The definition of the path the robot has to follow is also defined in terms of images : the desired position corresponds to the image the camera should obtain at the end of the motion. The same image retrieval method presented before enables to localize the desired position. By translating the image base into a valuated graph (corresponding to the feasibility to go from on image to an other), and using graph theory, the shortest image path can be easily found between the initial image and the desired one. Those images extracted from the database describe in a continuous way the space the robot has to pass through in order to reach the desired position.
During this year, we have defined a formalism that enables to control robot motions, given this image sequence, the features matched between each consecutive couple of images, and the images acquired by the camera. 3D reconstruction is not necessary yet. Furthermore, robot motion is not defined during an off-line stage; motion are determined for each image acquired by the camera. This will permit us to take easily in account within our scheme unexpected exterior events, like occlusion, obstacles, ...
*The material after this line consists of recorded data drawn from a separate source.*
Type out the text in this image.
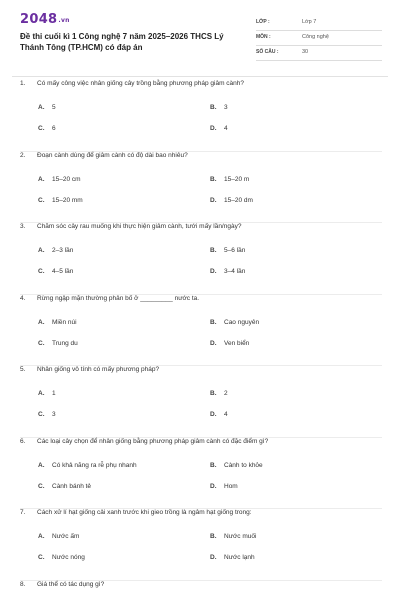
2048.vn
Đề thi cuối kì 1 Công nghệ 7 năm 2025–2026 THCS Lý Thánh Tông (TP.HCM) có đáp án
LỚP :	Lớp 7
MÔN :	Công nghệ
SỐ CÂU :	30
1. Có mấy công việc nhân giống cây trồng bằng phương pháp giâm cành?
A. 5	B. 3
C. 6	D. 4
2. Đoạn cành dùng để giâm cành có độ dài bao nhiêu?
A. 15–20 cm	B. 15–20 m
C. 15–20 mm	D. 15–20 dm
3. Chăm sóc cây rau muống khi thực hiện giâm cành, tưới mấy lần/ngày?
A. 2–3 lần	B. 5–6 lần
C. 4–5 lần	D. 3–4 lần
4. Rừng ngập mặn thường phân bố ở _________ nước ta.
A. Miền núi	B. Cao nguyên
C. Trung du	D. Ven biển
5. Nhân giống vô tính có mấy phương pháp?
A. 1	B. 2
C. 3	D. 4
6. Các loại cây chọn để nhân giống bằng phương pháp giâm cành có đặc điểm gì?
A. Có khả năng ra rễ phụ nhanh	B. Cành to khỏe
C. Cành bánh tẻ	D. Hom
7. Cách xử lí hạt giống cải xanh trước khi gieo trồng là ngâm hạt giống trong:
A. Nước ấm	B. Nước muối
C. Nước nóng	D. Nước lạnh
8. Giá thể có tác dụng gì?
Our method is based on potential field theory. The robot moves in order to make features defined on the image path, initially out of the camera field of view, become visible. Furthermore, the obtained trajectory is independent of the intermediate image positions. This work has been validated through experiments with a planar environment, and planar motions, with an articulated arm. We are trying to relax those constraints in order to be able to deal with more general motions, and on a 3D scene. Then non-holonomic constraints will be added in order to manage mobile robots in real environments.
Furthermore, we want to improve the data base management, which could accelerate the retrieval process. For example grabbing conditions (moment of the day, weather conditions, ...) are criteria that can be extracted automatically from the image signal. Those information could help to categorize the images of the base, and also to provide to the robot images that best correspond to the current exterior condition (which can be very useful as long as those images are used in the feature tracking stage). At last, a protocol for the autonomous image base acquisition should be defined, in order to be able to make experiments with the robot Cycab that owns Irisa.